Кое-кто из заговорщиков, похоже, принялся рвать плоть мертвецов зубами — то ли из мести, то ли исполняя некий мрачный ритуал. Мне показалось, что здесь есть религиозная подоплека. Это не означало, что такой поступок непременно был проявлением каннибализма, реального или символического (вроде вкушения плоти и крови Христовой во время причастия), но лучше всего проясняло картину.
Как иначе объяснить то, что один участник заговора погрузил правую руку в рассеченный труп и принялся копаться во внутренностях? Вот одно из свидетельств, собранных Мазони: «Он выдрал сердце, разорвал его на части… поднес одну из них ко рту и откусил; я бежал, завидя это…»
В моей голове теснилось множество объяснений этому, но чем дальше я читала, тем большее замешательство охватывало меня. Рвотные позывы стали настолько сильными, что я невольно прижала ладонь ко рту.
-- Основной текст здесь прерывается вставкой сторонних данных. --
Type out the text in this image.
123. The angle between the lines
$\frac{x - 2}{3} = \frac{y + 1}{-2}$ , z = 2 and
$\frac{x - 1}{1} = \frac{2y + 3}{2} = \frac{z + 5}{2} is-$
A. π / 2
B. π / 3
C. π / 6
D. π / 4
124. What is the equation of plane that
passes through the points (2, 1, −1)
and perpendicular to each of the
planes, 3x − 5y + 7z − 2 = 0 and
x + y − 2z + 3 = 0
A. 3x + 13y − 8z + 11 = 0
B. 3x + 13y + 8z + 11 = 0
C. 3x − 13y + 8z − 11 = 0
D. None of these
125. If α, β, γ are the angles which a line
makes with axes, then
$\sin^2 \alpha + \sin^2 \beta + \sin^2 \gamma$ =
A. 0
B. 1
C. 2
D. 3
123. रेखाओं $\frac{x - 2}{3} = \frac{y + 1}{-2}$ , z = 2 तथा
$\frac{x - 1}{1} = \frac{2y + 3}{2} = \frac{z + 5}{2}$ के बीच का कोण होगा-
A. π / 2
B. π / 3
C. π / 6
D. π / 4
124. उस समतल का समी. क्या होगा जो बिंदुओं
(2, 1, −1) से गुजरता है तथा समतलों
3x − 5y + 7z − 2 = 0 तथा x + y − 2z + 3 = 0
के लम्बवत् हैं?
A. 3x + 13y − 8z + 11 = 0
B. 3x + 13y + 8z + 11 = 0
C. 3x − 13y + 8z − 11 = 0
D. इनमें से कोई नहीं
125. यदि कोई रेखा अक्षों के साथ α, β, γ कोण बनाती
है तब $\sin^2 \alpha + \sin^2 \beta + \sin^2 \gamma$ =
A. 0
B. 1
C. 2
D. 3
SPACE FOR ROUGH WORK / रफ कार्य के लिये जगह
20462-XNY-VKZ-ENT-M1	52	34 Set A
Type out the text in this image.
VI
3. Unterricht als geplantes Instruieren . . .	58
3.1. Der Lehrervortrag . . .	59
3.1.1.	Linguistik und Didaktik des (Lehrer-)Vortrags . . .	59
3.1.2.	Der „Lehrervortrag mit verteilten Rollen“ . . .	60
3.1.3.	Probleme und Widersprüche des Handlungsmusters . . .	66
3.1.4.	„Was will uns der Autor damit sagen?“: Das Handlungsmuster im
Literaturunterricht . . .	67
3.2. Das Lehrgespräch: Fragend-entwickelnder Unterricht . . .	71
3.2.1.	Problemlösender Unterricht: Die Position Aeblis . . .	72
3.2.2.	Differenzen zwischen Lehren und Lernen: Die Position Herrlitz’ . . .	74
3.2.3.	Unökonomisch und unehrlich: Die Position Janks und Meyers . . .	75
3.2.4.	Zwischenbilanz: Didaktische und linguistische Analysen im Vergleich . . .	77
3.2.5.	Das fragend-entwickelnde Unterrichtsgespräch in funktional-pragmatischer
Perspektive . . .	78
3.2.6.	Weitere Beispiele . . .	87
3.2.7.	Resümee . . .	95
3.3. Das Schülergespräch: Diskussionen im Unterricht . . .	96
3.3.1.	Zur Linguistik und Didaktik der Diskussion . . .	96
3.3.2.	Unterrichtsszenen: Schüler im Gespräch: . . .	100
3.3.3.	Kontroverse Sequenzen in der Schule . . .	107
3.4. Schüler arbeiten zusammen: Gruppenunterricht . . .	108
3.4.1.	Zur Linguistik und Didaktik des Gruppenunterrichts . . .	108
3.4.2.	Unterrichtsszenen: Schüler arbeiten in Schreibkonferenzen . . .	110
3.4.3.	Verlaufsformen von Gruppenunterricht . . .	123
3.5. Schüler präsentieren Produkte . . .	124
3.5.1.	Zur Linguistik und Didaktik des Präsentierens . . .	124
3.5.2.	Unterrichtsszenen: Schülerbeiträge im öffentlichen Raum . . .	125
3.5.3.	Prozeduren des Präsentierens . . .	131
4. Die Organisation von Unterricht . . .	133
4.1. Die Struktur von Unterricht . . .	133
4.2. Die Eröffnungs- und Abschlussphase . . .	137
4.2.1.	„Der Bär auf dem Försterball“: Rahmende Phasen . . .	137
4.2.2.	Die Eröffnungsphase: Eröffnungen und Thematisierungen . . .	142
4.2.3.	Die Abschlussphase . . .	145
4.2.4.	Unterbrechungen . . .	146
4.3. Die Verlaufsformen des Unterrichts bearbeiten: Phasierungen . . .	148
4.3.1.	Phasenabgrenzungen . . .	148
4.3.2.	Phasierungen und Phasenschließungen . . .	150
Я подняла голову и оглядела читальный зал, словно желая убедиться, что внутри этого храма науки я в безопасности. За столами трудились, кроме меня, четыре-пять человек, и я подумала о том, сколько первобытной свирепости может таиться в этих ученых. А я? Что за звериная сущность прячется во мне, раз меня интересуют подробности этой резни?
_____
Я опустила глаза и продолжила читать, все еще не до конца веря написанному и бессознательно теребя истертые края пергаментной тетради, лежавшей передо мной на подставке. Грудь горела, словно от скорпионьего укуса. Внутренний голос подсказывал, что нужно сейчас же закрыть эту тетрадь и больше не читать из нее ни единого слова, но я не послушалась.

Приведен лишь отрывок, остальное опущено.